1-(2-Chlorophenyl)-3-methylchromeno[2,3-c]pyrazol-4(1H)-one (3)

Under anhydrous conditions, to a suspension of 1-(4-chlorophenyl)-3-methyl-2-pyrazolin-5-one (1) (2.086 g, 10 mmol) and Ca(OH)₂ (1.482 g, 20 mmol) in dry 1,4-dioxane (30 mL) a solution of 2-chlorobenzoyl chloride (1.750 g, 10 mmol) in 20 mL of 1,4-dioxane was added dropwise. Then the reaction mixture was heated at reflux for 2 h under stirring. After cooling to room temperature, the mixture was treated with 40 mL of 2 N HCl, stirred for 15 min, and poured into 200 mL of H₂O. After 30 min, the aqueous reaction mixture was extracted with ethyl acetate (3 ° 50 mL), the combined organic layers were subsequently washed with NaHCO₃ solution and water, dried (Na₂SO₄) and evaporated under reduced pressure. The sticky residue was purified by flash chromatography (silica gel, eluent: ethyl acetate). The obtained aroylation product 2 (1.70 g, 4.97 mmol) was dissolved in dry DMF (25 mL), 215 mg (5.38 mmol) NaH (60% dispersion in mineral oil) was added portionwise and the mixture was heated to reflux for 12 h. After cooling to room temperature, the solvent was removed under reduced pressure and the residue was taken up in H₂O. The resulting mixture was stirred for 1 h and then filtered with suction. The residue was washed with H₂O and light petroleum and recrystallized from ethanol to afford 778 mg (25% overall yield) of a colorless solid with mp 209–212 °C.

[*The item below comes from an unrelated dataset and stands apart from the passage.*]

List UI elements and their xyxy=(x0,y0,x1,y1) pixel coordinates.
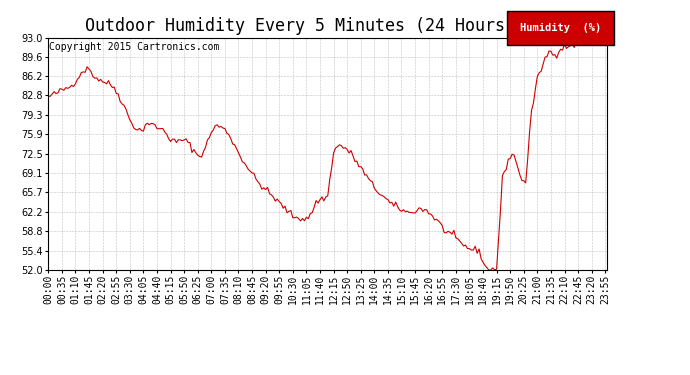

IR (KBr) ν (cm^-1): 1667 (C=O).

MS (EI, 70 eV): (m/z, %) 310/312 (M⁺, 2.5/0.8), 138 (21), 111 (30), 96 (37), 95 (22), 85 (26), 83 (40), 81 (29), 69 (56), 42 (100).

¹H NMR (CDCl₃): δ (ppm) 2.71 (s, 3H, 3-Me), 7.41 (m, 1H, H-8), 7.44 (m, 1H, H-6), 7.49 (m, 1H, NPh H-5), 7.50 (m, 1H, NPh H-4), 7.56 (m, 1H, NPh H-6), 7.61 (m, 1H, NPh H-3), 7.66 (m, 1H, H-7), 8.36 (m, 1H, H-5).

¹³C NMR (CDCl₃): δ (ppm) 14.2 (3-Me, ¹J = 129.3 Hz), 104.0 (C-3a, ³J(C3a,3-Me) = 2.7 Hz), 117.6 (C-8), 123.4 (C-4a), 125.1 (C-6), 126.9 (C-5), 127.8 (NPh C-5), 129.4 (NPh C-6), 130.6 (NPh C-3), 131.0 (NPh C-4), 131.8 (NPh C-2), 133.7 (C-7), 133.8 (NPh C-1), 148.8 (C-3, ²J(C3,3-Me) = 7.1 Hz), 154.4 (C-9a), 154.6 (C-8a), 173.7 (C-4).

¹⁵N NMR (CDCl₃): δ (ppm) –200.1 (N-1), –91.6 (N-2).

Anal. Calcd for C₁₇H₁₁ClN₂O₂ • 0.4 H₂O: C, 64.22%; H, 3.74%; N, 8.81%. Found: C, 64.31%; H, 3.40%; N 8.99%.